I’m also thinking of open sourcing the code as the project matures more as it’s already written in a clean way and decoupled from project specific code.
ars
Beyond Django’s specific weaknesses, I’ve come to believe that the schema-generative ORMs paradigm is fundamentally flawed. That is a topic that deserves an entire (Django-agnostic) post of it’s own. We are now using SqlAlchemy via schema reflection; no declarative layer.
Well you caught my attention with that. Are you planning to write such a post in the near future, say in the next two weeks?
Andrew Shultz
One of the big things I appreciated about django is the unit test supports. What’s your plan to replace that stuff?
proteusguy
Almost all of your technical feasibility issues are easily addressed by Django. URLs, authN/authZ, etc are all as flexible or more than any other python environment out there because it is so simple to leverage python to implement this things in an incredibly simple manner. This blog entry demonstrates it better than I could. It’s really just a matter of perspective and context. Django may not be the context that best fits your perspective but it most certainly has the capability and power to address all the technical concerns you brought up. Good luck finding the one that fits you best. I actually thought I’d be a TurboGears guy but ended up Django. Both are great and others are good as well.
Alexei
I am working on building a medium size application in Django too. It is indeed a good way to start. But I am hitting issues too. I have multiple “agencies” so need to have users with multiple roles in agencies. These are within single site. That also means multiple “admins” with one “super admin.” So Django Admin interface is out of the question and role/permission infrastructure is built from scratch. Another thing is importing data. I started writing scripts within Django framework (using settings.py, etc.) but need some tables/entities created during import and then dropped. Oops. Have to look at how South does it.

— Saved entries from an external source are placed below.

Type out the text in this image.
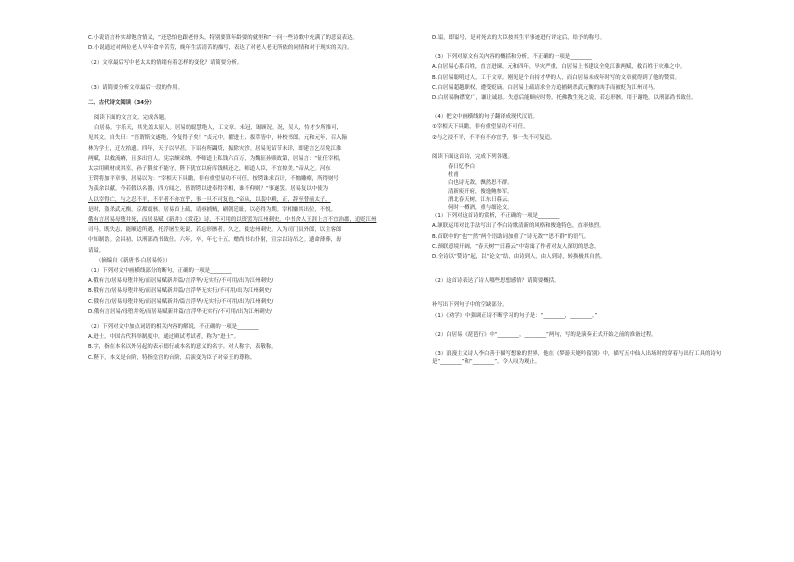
C.小说语言朴实却饱含情义，“还恐怕也跟老骨头，特别要算年龄要的就里和”一问一些诗歌中充满了的悲哀表达。
D.小说通过对两位老人早年食辛苦劳，晚年生活清苦的描写，表达了对老人老无所依的同情和对于现实的关注。
（2）文章最后写中老太太的情绪有着怎样的变化？请简要分析。
（3）请简要分析文章最后一段的作用。
二、古代诗文阅读（34分）
阅读下面的文言文，完成各题。
白居易，字乐天，其先盖太原人。居易幼聪慧绝人，工文章。未冠，谒顾况。况，吴人，恃才少所推可，
见其文，自失曰：“吾谓斯文遂绝，今复得子矣！”贞元中，擢进士、拔萃皆中，补校书郎。元和元年，召入翰
林为学士，迁左拾遗。四年，天子以旱甚，下诏有所蠲贷，振除灾沴。居易见诏节未详，即建言乞尽免江淮
两赋，以救流瘠，且多出宫人。宪宗颇采纳。李师道上私钱六百万，为魏征孙赎故第，居易言：“征任宰相，
太宗用殿材成其室，孙子猥贫不能守，陛下犹宜以府库钱赎还之，师道人臣，不宜掠美。”帝从之。河东
王锷将加平章事，居易以为：“宰相天下具瞻，非有重望显功不可任。按锷诛求百计，不恤雕瘵，所得财号
为羡余以献。今若假以名器，四方闻之，皆谓锷以进奉得宰相，谁不仰则？”事遂罢。居易复以中使为
人以宰得亡，与之忍不平，不平者不亦宜乎，事一旦不可复也。”帝从，以裴中殿，正，辞至替前太子。
是时，盗杀武元衡，京都震骇。居易首上疏，请亟捕贼，刷朝廷耻，以必得为期。宰相嫌其出位，不悦。
俄有言居易母堕井死，而居易赋《新井》《赏花》诗，不可用的以资罢为江州刺史。中书舍人王涯上言不宜治郡，追贬江州
司马。既失志，能顺适所遇，托浮屠生死说，若忘形骸者。久之，徙忠州刺史。入为司门员外郎，以主客郎
中知制诰。会昌初，以刑部尚书致仕。六年，卒，年七十五，赠尚书右仆射，宣宗以诗吊之。遗命薄葬，毋
请谥。
（摘编自《新唐书·白居易传》）
（1）下列对文中画横线部分的断句，正确的一项是________
A.俄有言/居易母堕井死/而居易赋新井篇/言浮华/无实行/不可用/出为江州刺史/
B.俄有言/居易母堕井死/而居易赋新井篇/言浮华无实行/不可用/出为江州刺史/
C.俄有言/居易母堕井死/而居易赋新井/篇言浮华/无实行/不可用/出为江州刺史/
D.俄有言居易/母堕井死/而居易赋新井篇/言浮华无实行/不可用/出为江州刺史/
（2）下列对文中加点词语的相关内容的解说，不正确的一项是________
A.进士，中国古代科举制度中，通过殿试考试者，称为“进士”。
B.字，指在本名以外另起的表示德行或本名的意义的名字。对人称字，表敬称。
C.陛下，本义是台阶，特指皇宫的台阶，后演变为臣子对帝王的尊称。
D.谥，即谥号，是对死去的大臣按其生平事迹进行评定后，给予的称号。
（3）下列对原文有关内容的概括和分析，不正确的一项是________
A.白居易心系百姓，直言进谏。元和四年，旱灾严重，白居易上书建议全免江淮两赋，救百姓于灾难之中。
B.白居易聪明过人，工于文章。刚见是个自持才华的人，而白居易未成年时写的文章就得到了他的赞赏。
C.白居易超越职权，遭受贬谪。白居易上疏请求全力追捕刺杀武元衡的凶手而被贬为江州司马。
D.白居易胸襟宽广，谦让诚恳。失意后能顺应时势，托佛教生死之说，若忘形骸，用于谢绝，以刑部尚书致仕。
（4）把文中画横线的句子翻译成现代汉语。
①宰相天下具瞻，非有重望显功不可任。
②与之浸不平，不平有不亦宜乎，事一失不可复追。
阅读下面这首诗，完成下列各题。
春日忆李白
杜甫
白也诗无敌，飘然思不群。
清新庾开府，俊逸鲍参军。
渭北春天树，江东日暮云。
何时一樽酒，重与细论文。
（1）下列对这首诗的赏析，不正确的一项是________
A.颔联运用对比手法写出了李白诗歌清新的风格和俊逸特色，直率热烈。
B.首联中的“也”“然”两个语助词加重了“诗无敌”“思不群”的语气。
C.颈联意境开阔，“春天树”“日暮云”中寄寓了作者对友人深切的思念。
D.全诗以“赞诗”起，以“论文”结，由诗到人，由人到诗，转换极其自然。
（2）这首诗表达了诗人哪些思想感情？请简要概括。
补写出下列句子中的空缺部分。
（1）《劝学》中强调正诗不断学习的句子是：“________，________。”
（2）白居易《琵琶行》中“________，________”两句，写的是演奏正式开始之前的准备过程。
（3）浪漫主义诗人李白善于描写想象的世界，他在《梦游天姥吟留别》中，描写五中仙人出场时的穿着与出行工具的诗句是“________”和“________”，令人叹为观止。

I realize that I am moving out of Django domain just because of the nature and complexity of the application I am building. Django cannot and should not be everything for everybody.

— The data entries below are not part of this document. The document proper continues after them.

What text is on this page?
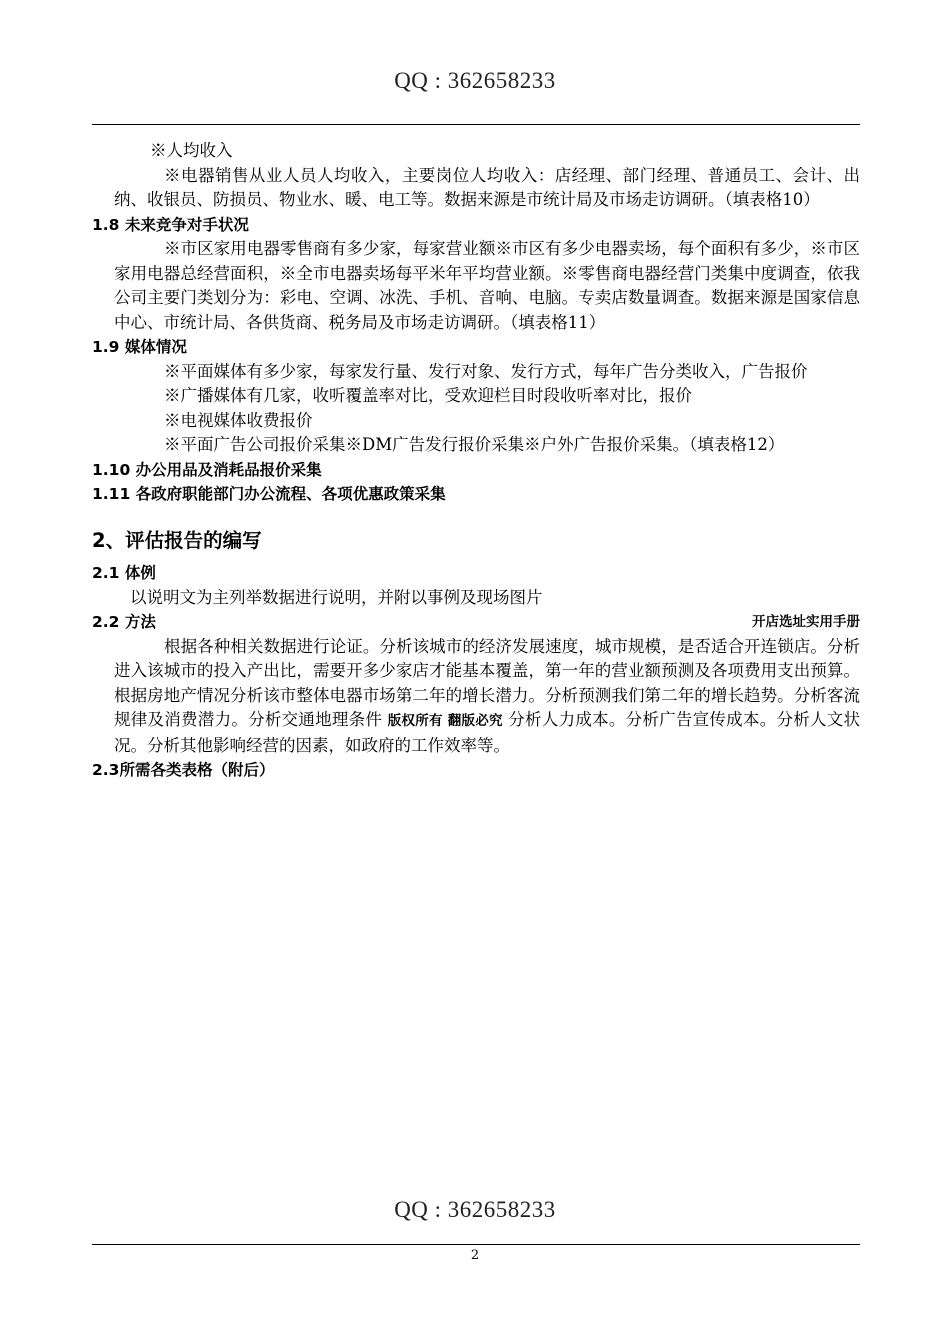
QQ : 362658233

※人均收入

※电器销售从业人员人均收入，主要岗位人均收入：店经理、部门经理、普通员工、会计、出纳、收银员、防损员、物业水、暖、电工等。数据来源是市统计局及市场走访调研。（填表格10）

1.8 未来竞争对手状况

※市区家用电器零售商有多少家，每家营业额※市区有多少电器卖场，每个面积有多少，※市区家用电器总经营面积，※全市电器卖场每平米年平均营业额。※零售商电器经营门类集中度调查，依我公司主要门类划分为：彩电、空调、冰洗、手机、音响、电脑。专卖店数量调查。数据来源是国家信息中心、市统计局、各供货商、税务局及市场走访调研。（填表格11）

1.9 媒体情况

※平面媒体有多少家，每家发行量、发行对象、发行方式，每年广告分类收入，广告报价

※广播媒体有几家，收听覆盖率对比，受欢迎栏目时段收听率对比，报价

※电视媒体收费报价

※平面广告公司报价采集※DM广告发行报价采集※户外广告报价采集。（填表格12）

1.10 办公用品及消耗品报价采集

1.11 各政府职能部门办公流程、各项优惠政策采集

2、评估报告的编写

2.1 体例

以说明文为主列举数据进行说明，并附以事例及现场图片

2.2 方法	开店选址实用手册

根据各种相关数据进行论证。分析该城市的经济发展速度，城市规模，是否适合开连锁店。分析进入该城市的投入产出比，需要开多少家店才能基本覆盖，第一年的营业额预测及各项费用支出预算。根据房地产情况分析该市整体电器市场第二年的增长潜力。分析预测我们第二年的增长趋势。分析客流规律及消费潜力。分析交通地理条件 版权所有 翻版必究 分析人力成本。分析广告宣传成本。分析人文状况。分析其他影响经营的因素，如政府的工作效率等。

2.3所需各类表格（附后）

QQ : 362658233
2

If you are looking for a “glue” framework, I recommend checking out Cherrypy: I like its configuration and request/response handling better than Paster + WebOb. It also has several types of routing, pick what you like or mix it (I would not recommend the latter though), one of them is Routes.
My next move will most likely be to Cherrypy + SQLAlchemy + FormAlchemy + Jinja2.
By the way, repoze.bfg is not microframework either, it pulls quite a large chunk of Zope code, primarily for managing configuration but for templating too.